长寿命水系钠离子电池电极与电解液界面层的设计

Aqueous sodium ion battery (ASIB) shows good potential for stationary energy storage applications because its benefits in safety, environmental impact, and cost. However, The lack of stable interface layer between electrode and electrolyte in aqueous sodium ion battery is a core problem to limit its long cycle performance. And the narrow electrochemical stability window (about 1.23 V) of the aqueous electrolyte sets a limit on their energy output. In our previous work, by adding sodium dodecyl sulfate (SDS) to the aqueous electrolyte, the electrochemical stability window of the electrolyte was expanded to about 2.5 V. The battery which delivered a capacity retention of 75% over 2000 cycles at a rate of 5 C. The results of the experiments and calculations based on the density functional theory indicate that SDS can not only inhibit the decomposition of water, suppress the dissolution of Mn, but also increase the cycle life and rate capability. .In this project, by the addition of SDS, urea or other additives into the electrolyte, together with the pretreatment of the surface of electrode materials with TiO2 and so on, we propose to design the stable interface layer between electrolyte and electrode. We want to study the influence of the stable interface layer on the electrochemical stability window of the aqueous electrolyte and the long cycle life of the battery. We wish to master the methods of forming stable interface layer, and make 1-2 kinds of aqueous sodium ion whole batteries with the electrochemical stability window of the aqueous electrolyte higher than 2.5 V, with long cycle performance of capacity retention no less than 80 % over 2000 times at 1 C, and energy storage density no less than 40 Wh kg -1. High resolution transmission electron microscopy (HRTEM), synchrotron radiation photoelectron spectroscopy and other techniques will be applied to investigate the stability of the interface layer during the process of electrochemical cycle, and to reveal the mechanism of how the stable interface layer expands the electrochemical stability window of the aqueous electrolyte and inhibits the interface side reaction to improve the cycle life of aqueous sodium ion batteries.

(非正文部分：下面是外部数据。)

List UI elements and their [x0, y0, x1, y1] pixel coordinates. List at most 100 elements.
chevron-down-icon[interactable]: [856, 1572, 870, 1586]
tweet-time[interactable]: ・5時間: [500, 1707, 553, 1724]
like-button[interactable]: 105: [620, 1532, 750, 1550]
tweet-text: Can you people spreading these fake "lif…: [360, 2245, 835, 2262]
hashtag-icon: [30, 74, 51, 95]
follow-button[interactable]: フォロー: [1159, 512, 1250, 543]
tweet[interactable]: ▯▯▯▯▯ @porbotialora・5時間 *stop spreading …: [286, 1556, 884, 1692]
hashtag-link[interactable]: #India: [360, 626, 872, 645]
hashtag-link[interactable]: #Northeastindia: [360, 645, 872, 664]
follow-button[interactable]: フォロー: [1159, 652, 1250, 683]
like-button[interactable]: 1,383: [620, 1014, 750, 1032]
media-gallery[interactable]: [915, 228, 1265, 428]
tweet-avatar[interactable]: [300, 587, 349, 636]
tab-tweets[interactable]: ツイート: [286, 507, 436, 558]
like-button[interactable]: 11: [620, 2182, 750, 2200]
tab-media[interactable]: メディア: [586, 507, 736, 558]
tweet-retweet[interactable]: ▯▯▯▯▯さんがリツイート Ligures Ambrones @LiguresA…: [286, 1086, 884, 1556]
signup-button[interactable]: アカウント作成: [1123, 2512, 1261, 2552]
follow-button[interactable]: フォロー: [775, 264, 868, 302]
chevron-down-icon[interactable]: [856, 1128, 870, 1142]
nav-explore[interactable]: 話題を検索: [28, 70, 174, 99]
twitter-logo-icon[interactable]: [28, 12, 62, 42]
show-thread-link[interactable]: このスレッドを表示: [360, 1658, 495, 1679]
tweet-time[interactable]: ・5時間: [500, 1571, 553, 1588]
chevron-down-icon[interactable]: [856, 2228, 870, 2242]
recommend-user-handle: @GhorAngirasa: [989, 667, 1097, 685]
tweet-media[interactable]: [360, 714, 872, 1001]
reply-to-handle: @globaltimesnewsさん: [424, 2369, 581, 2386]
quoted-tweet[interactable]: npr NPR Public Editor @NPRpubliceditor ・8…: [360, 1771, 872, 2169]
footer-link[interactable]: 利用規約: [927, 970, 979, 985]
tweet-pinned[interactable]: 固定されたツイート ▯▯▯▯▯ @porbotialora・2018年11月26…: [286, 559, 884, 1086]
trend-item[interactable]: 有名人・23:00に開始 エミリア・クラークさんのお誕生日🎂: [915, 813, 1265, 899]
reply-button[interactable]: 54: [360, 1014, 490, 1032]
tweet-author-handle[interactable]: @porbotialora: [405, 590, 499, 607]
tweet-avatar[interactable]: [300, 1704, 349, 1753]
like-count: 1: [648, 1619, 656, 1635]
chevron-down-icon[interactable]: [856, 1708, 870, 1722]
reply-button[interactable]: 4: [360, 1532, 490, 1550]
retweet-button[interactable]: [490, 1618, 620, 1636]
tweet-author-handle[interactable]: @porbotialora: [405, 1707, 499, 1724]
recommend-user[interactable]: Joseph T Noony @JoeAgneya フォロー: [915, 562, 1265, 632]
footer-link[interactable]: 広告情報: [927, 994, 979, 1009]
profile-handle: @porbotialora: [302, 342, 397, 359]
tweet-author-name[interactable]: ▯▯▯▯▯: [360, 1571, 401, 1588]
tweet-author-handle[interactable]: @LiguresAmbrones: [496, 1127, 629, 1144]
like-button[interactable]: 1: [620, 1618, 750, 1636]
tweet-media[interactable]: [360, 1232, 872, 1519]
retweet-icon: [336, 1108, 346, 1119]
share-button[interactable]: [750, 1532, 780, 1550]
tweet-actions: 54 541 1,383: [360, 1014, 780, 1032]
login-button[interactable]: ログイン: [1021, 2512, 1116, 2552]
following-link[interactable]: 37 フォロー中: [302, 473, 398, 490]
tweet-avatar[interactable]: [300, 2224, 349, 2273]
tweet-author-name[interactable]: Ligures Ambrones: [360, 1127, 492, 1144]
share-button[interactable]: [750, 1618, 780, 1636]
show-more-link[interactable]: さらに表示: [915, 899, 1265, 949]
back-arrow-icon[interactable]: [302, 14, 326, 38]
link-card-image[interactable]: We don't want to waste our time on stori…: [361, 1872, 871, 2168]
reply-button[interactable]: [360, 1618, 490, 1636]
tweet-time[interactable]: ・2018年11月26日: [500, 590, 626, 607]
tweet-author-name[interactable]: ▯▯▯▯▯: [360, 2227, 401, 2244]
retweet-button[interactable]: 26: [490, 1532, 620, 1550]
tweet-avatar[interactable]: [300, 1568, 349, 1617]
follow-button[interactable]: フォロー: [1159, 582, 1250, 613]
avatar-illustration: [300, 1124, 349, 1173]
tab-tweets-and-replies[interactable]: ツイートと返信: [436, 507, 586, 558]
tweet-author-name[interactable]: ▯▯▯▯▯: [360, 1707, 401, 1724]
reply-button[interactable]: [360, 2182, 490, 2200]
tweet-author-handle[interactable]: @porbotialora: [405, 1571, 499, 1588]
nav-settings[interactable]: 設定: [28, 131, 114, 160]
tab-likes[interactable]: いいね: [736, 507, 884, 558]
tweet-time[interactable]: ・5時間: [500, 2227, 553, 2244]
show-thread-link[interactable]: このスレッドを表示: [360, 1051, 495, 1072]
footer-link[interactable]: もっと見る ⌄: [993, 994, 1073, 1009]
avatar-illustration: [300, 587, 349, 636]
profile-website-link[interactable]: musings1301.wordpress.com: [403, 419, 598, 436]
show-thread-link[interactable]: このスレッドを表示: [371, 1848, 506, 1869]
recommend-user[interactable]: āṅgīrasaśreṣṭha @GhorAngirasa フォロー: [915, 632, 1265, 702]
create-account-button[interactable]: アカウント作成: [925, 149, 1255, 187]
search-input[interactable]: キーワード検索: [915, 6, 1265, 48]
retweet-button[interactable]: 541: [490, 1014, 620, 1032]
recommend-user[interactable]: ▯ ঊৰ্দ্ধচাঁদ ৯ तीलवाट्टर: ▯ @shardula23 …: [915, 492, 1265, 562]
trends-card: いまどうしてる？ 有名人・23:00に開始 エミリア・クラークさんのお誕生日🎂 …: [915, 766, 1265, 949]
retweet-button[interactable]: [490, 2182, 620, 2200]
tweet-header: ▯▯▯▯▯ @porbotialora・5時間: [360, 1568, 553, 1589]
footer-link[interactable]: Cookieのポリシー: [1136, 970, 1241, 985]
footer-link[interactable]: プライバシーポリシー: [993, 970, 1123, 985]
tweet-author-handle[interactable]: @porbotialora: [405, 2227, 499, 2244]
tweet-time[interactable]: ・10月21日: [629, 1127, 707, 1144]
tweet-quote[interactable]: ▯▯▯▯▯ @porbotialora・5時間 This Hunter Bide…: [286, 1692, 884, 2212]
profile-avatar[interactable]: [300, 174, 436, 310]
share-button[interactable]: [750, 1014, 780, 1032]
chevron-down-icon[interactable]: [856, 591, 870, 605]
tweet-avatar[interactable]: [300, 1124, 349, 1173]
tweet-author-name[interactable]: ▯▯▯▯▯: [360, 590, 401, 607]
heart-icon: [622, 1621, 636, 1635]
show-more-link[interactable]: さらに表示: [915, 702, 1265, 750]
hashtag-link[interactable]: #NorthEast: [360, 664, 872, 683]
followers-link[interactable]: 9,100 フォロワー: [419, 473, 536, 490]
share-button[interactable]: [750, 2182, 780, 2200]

在水系钠离子电池中电极和电解液之间缺少稳定的界面层，是限制水系钠离子电池长循环寿命的一个核心问题；另外，界面层也影响水的电化学稳定窗口。申请人前期在电解液中加入SDS后，形成的电极和电解液界面层，把水的电压窗口扩至2.5V，5C循环2000圈容量保留75%。本项目通过在电解液中加入SDS、尿素等添加剂，为电解液和电极间形成稳定的界面层，同时对电极材料表面用TiO2等预处理；实现水系钠离子电池更宽的稳定电压窗口和长循环寿命；掌握形成稳定界面层的方法，做成1-2种水的稳定电压窗口不低于2.5V，1C下循环寿命超过2000次，储能密度不低于40Wh/kg，容量保持率不低于80%的水系钠离子全电池；采用高分辨率电镜、同步辐射光电子能谱等研究电化学循环过程中界面层的稳定性，揭示界面层扩宽水的稳定电压窗口、提高电池循环寿命的机制。

在水系钠离子电池中电极和电解液之间缺少稳定的界面层，限制水系钠离子电池长循环寿命，且界面层也影响水的电化学稳定窗口。本项目通过在电解液中加入尿素等添加剂，在电极表面原位形成无机有机复合界面层，水的电化学稳定窗口可以扩展到3.0 V；对集流体表面构建氧化物钝化膜，提高水分子在集流体表面的分解活化能，从而有效的抑制析氢、析氧反应，拓宽电解液电化学稳定窗口至3.5V；在电极表面非原位构筑了无机快离子导体、纳米纤维素-石墨烯复合保护膜等，保证电极/电解液离子传导的同时抑制了电极表面析氢析氧等副反应，有效的提升了电池的可逆性和稳定性。做成 了2 种水的稳定电压窗口不低于 2.5 V，循环寿命超过 2000 次，储能密度大于40 Wh·kg-1，容量保持率高于 80%的水系混合钠离子全电池。电解液添加剂、集流体的改性等策略可以获得稳定的电极界面，使得水系电解液的电化学稳定窗口大幅扩大，为更多电极材料选择以及实现水系电池系统的高能量密度提供了新思路；对制造高安全、低成本、长寿命的水系离子电池具有重要的指导意义。在Energy Environ. Sci., Adv. Mater.，Adv. Energy Mater.，Adv. Funct. Mater.等期刊发表论文18篇；已授权专利2项。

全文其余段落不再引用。